Марьяна Торочешникова: Удивительно, как 30 лет назад в Советском Союзе сам по себе возник Комитет солдатских матерей!

Валентина Мельникова: Да, мы сами собрались. Это было в конце Афгана. Сначала попытались выдернуть своих сыновей-студентов, у которых отняли отсрочку, призвали.

Марьяна Торочешникова: Какое свое достижение вы считаете наиболее важным за эти 30 лет?

Валентина Мельникова: Мы сломали советскую систему унижения, издевательства, побоев, безответственности государства перед солдатами и офицерами. Первая победа была в 91-м году – указ Горбачева об обязательном страховании военнослужащих. А по-настоящему мы почувствовали, что все получилось, в 2009 году: у нас не было жалоб на побои с 2009 по 2014 год.

Марьяна Торочешникова: А чего так и не удалось добиться?

Валентина Мельникова: Мы проявили женскую слабость – не влезли в систему офицерского образования. Там были офицеры, генералы, были теоретики – мы оставили это им. И трудно сказать, что там сейчас происходит. Но с точки зрения прав человека в военной сфере... Прежде всего, принято законодательство, и мы всегда можем обратиться в суд, если что. Конечно, это победа.

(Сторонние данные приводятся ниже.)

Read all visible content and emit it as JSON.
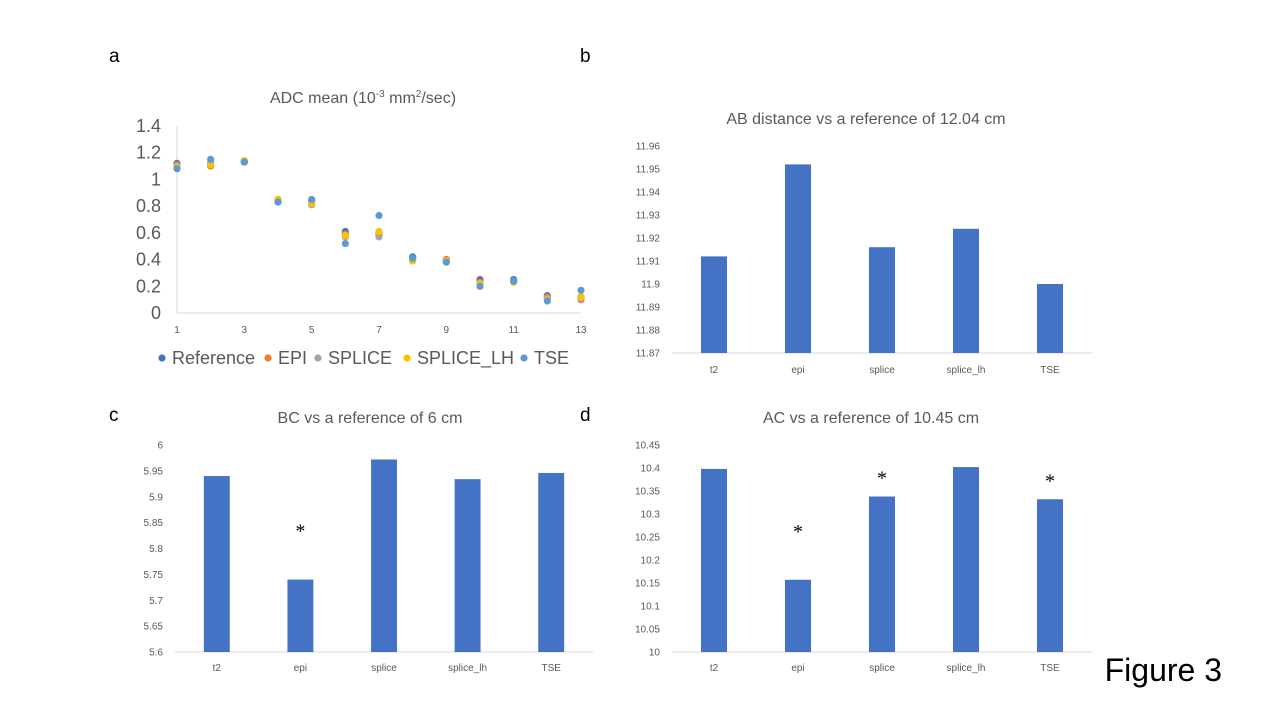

Но вот человеческое отношение... Оказалось, что очень много значит, кто Верховный главнокомандующий, министр обороны, начальник Генштаба, главный военный прокурор. Сейчас Военная прокуратура по-прежнему функционирует чрезвычайно эффективно и достаточно оперативно. Когда мы обращаемся – все хорошо: прокуроры помогают, выручают, делают то, что им совершенно не свойственно, и в госпиталь помогают положить солдата, и в отпуск отпустить по семейным обстоятельствам, и документы сделать. У нас же как: увольняется военнослужащий – ни приказов, ни выписок из госпиталя… Он уезжает с предписанием, с военным билетом – и больше ничего. А ему же положена страховка: кому 50 тысяч, а кому и 200. Мы обратились к прокурору, и он в течение буквально недели-двух дал команду и все решил.

Марьяна Торочешникова: А призыв-то отменят когда-нибудь в России?

Валентина Мельникова: В свое время (давно) Владимир Путин сказал нашей коллеге Иде Куклиной на Совете при президенте, что "кто угодно отменит призыв, но не я". С другой стороны, в последнее время Верховный главнокомандующий Владимир Путин подтвердил, что развивается программа комплектования по контракту. Но дело же не в этом. Если система допускает унижение и грабеж сотрудников, то они точно так же будут унижать и обирать любых своих подчиненных.